State Senate Democratic leader John Sampson awarded aide Paul Rivera a $50,000 raise for doing a part-time job.
Philip Kamrass/Albany Times Union
State Senate Democratic leader John Sampson awarded aide Paul Rivera a $50,000 raise for doing a part-time job.
Author
PUBLISHED: | UPDATED:

At a time when state workers are going without raises while paying more for health coverage, at a time when New York’s unemployment rate is a horrid 8.5%, state Senate Minority Leader John Sampson has favored a top aide with a $50,000 raise.

As the Daily News’ Kenneth Lovett reported Wednesday, Sampson lavished the money on Paul Rivera, whose loosey-goosey title is special adviser.
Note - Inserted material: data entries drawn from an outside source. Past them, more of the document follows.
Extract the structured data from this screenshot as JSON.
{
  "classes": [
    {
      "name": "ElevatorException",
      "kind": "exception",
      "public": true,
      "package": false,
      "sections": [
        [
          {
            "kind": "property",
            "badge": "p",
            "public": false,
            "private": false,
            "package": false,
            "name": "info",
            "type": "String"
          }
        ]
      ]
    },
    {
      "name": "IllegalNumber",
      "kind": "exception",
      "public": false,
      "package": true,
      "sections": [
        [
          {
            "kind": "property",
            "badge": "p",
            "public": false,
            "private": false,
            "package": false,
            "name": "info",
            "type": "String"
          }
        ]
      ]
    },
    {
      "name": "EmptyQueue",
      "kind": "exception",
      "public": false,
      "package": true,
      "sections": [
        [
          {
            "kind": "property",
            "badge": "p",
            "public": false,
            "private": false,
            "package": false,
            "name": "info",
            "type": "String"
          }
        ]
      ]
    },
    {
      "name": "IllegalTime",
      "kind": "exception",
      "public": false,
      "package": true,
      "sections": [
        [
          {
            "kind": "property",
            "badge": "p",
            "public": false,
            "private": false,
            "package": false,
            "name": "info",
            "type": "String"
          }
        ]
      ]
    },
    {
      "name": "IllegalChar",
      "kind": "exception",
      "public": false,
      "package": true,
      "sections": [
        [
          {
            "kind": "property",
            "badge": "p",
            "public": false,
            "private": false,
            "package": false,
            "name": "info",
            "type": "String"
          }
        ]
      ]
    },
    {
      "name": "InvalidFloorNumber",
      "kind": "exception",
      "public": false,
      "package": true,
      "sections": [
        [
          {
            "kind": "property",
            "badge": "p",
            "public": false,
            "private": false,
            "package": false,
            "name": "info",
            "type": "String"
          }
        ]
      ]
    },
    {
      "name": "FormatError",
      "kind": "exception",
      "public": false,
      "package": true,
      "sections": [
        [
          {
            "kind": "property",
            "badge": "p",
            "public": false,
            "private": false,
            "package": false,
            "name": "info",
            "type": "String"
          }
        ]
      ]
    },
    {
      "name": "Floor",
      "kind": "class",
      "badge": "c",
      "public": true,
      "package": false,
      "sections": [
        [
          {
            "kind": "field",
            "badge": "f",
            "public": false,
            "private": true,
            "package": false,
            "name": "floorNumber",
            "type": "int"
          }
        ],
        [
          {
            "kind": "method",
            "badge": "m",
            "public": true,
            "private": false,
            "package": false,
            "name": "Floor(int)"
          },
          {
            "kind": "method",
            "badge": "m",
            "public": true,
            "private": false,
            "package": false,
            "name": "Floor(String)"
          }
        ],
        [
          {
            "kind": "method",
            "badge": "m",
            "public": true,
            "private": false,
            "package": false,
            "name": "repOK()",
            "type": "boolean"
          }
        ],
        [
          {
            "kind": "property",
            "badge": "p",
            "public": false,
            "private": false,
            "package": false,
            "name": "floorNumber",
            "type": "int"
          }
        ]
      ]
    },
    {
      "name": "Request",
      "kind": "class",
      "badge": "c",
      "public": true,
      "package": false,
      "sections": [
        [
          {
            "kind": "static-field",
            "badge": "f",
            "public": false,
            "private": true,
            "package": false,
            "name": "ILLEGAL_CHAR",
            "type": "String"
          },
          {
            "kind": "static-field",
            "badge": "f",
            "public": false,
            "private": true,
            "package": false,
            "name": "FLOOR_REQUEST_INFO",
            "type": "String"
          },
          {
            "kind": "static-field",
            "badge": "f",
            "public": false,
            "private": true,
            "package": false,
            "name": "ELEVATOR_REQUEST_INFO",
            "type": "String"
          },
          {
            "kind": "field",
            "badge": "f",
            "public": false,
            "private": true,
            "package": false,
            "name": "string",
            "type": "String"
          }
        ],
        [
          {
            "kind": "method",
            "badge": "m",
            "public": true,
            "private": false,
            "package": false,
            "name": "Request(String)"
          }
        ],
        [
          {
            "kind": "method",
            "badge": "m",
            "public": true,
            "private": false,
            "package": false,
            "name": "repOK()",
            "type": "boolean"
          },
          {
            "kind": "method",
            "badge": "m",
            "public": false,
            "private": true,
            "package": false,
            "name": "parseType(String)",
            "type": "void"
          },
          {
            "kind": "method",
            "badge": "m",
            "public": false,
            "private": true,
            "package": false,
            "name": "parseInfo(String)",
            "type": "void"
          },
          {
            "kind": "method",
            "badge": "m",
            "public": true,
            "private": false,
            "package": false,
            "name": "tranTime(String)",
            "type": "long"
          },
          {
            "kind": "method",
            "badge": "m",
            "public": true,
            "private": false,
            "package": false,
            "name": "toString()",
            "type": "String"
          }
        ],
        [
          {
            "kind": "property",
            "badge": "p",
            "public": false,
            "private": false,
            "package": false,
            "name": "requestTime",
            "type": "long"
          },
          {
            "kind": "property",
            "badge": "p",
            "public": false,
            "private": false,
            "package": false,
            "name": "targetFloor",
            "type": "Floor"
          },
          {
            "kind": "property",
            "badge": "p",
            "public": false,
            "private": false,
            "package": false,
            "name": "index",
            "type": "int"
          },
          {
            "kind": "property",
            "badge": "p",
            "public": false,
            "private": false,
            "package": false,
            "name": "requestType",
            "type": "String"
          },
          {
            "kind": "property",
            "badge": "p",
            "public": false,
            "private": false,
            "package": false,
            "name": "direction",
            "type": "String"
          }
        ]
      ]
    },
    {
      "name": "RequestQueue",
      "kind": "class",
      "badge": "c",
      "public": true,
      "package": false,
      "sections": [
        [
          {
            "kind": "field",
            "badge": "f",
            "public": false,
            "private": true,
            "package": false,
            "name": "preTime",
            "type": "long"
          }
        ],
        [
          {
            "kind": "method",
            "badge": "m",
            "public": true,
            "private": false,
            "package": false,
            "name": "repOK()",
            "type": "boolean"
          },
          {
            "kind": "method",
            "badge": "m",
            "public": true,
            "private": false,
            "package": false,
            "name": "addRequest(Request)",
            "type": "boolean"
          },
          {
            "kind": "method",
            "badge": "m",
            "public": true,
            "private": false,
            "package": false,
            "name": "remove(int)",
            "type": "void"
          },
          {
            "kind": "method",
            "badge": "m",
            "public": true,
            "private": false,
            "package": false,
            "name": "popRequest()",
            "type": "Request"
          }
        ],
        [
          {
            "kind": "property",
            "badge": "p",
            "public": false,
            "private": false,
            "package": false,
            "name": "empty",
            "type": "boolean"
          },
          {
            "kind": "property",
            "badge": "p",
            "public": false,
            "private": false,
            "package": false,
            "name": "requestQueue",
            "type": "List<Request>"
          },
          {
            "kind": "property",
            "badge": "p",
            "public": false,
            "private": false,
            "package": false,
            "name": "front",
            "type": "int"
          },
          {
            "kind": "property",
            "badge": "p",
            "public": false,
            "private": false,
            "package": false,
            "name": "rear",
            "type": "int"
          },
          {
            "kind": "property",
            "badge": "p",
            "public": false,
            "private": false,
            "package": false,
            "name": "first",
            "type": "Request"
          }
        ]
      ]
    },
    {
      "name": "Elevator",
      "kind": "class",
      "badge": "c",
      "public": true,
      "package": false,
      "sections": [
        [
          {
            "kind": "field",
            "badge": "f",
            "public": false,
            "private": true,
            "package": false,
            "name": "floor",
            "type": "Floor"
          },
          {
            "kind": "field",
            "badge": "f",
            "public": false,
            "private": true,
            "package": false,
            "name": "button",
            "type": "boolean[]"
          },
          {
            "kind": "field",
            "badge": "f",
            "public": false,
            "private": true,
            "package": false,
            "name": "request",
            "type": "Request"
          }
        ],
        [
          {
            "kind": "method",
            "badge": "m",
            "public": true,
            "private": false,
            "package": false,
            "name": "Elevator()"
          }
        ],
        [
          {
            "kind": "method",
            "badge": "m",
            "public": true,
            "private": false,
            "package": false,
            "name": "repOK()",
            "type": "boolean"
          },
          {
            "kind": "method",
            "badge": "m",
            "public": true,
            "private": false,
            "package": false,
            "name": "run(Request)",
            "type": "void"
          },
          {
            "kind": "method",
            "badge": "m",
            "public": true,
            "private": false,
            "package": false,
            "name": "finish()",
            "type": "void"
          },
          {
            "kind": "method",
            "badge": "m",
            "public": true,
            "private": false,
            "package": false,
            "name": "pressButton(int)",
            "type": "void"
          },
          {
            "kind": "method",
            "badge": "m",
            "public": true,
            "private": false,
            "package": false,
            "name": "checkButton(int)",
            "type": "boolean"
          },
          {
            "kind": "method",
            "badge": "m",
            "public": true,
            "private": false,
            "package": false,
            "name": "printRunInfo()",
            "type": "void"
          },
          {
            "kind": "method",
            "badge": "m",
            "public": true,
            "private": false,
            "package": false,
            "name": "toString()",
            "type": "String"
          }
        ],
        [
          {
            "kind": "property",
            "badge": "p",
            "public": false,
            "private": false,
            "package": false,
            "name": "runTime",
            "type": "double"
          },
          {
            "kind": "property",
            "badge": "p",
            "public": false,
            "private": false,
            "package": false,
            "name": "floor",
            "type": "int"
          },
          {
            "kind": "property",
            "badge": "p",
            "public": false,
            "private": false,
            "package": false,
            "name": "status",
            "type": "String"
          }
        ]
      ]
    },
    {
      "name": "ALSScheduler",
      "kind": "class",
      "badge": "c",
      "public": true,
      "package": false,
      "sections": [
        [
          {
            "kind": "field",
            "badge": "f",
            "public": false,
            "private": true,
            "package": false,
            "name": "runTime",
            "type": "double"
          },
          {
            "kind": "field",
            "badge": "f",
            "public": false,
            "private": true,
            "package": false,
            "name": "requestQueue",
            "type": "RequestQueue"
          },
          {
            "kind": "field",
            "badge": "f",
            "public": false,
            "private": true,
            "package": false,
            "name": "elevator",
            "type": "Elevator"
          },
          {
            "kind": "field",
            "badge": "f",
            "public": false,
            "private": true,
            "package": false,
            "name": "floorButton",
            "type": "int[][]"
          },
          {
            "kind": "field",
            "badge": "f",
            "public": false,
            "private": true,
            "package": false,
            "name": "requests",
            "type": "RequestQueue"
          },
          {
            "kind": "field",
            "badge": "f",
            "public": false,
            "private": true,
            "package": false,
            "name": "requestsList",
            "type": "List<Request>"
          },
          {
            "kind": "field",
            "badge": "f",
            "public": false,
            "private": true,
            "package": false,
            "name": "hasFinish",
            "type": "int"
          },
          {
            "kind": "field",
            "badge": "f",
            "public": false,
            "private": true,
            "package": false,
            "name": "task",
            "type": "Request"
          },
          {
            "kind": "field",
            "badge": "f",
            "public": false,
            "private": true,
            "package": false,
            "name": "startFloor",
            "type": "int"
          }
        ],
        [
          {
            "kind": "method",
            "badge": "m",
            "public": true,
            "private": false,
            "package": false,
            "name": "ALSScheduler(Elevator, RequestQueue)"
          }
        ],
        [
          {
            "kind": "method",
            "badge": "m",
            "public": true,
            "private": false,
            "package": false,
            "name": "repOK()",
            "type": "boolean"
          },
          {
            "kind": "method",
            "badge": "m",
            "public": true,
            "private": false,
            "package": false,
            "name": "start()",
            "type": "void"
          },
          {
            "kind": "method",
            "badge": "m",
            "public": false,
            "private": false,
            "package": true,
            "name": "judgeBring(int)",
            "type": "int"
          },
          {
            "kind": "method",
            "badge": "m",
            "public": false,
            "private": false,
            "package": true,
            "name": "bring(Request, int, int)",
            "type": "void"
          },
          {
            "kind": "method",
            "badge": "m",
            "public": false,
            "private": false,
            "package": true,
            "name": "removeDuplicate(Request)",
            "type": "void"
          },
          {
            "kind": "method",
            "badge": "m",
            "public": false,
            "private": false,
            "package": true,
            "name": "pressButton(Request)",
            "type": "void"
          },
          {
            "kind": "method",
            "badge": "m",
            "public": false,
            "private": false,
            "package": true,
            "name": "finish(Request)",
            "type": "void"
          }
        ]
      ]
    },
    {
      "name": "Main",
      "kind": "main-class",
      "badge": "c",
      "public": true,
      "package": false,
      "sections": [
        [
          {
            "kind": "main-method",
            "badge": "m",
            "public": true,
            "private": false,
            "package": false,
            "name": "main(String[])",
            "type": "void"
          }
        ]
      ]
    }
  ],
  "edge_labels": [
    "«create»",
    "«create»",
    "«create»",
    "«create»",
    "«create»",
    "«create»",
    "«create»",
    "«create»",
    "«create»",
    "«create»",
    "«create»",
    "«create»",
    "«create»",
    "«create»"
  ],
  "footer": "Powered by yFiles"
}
To put the amount in perspective:

It represented a 62.5% hike on already healthy pay of $80,000.

The increase alone is a quantum leap bigger than the state’s annual per capita income of $30,948.

It’s almost as large as New York’s median household income, including double-earner families, of $55,603.

It gave Rivera a taxpayer-financed salary of $130,000 a year.

Grossly compounding the offense, Sampson set Rivera’s official workweek at just 25 hours — conveniently leaving him lots of time to “volunteer” on the campaign trail. To add further perspective to Sampson’s largess for a part-time job:

Applied to a full-time position, Rivera’s pay rate would produce a salary of $182,000.

That makes Rivera better-paid, on an hour-by-hour basis, than Gov. Cuomo — whose salary is $179,000, minus $8,950 he returns as a money-saving gesture.

He draws money at a higher rate than every staffer in Congress, including those with full-time, enormously challenging responsibilities. Salaries for aides like the clerk of the House and the Senate legislative counsel top out at $172,500.

No way, nohow should any employee of the Legislature be paid at a rate equivalent to $182,000 — let alone an employee who until recently accepted $80,000 to do the exact same job.

Spokesman Michael Murphy explained that Sampson was reversing a $50,000 pay cut that Rivera had accepted last year after the Senate Democrats, led by Sampson, overspent their budget by a wide mile.

Now that they’ve gotten the books back in order, they’re making up for lost time.

Murphy offered the additional justification that at least 17 Republican majority staffers draw even bigger paychecks than Rivera does.

Which proves the point:

The Legislature’s salaries are out of control.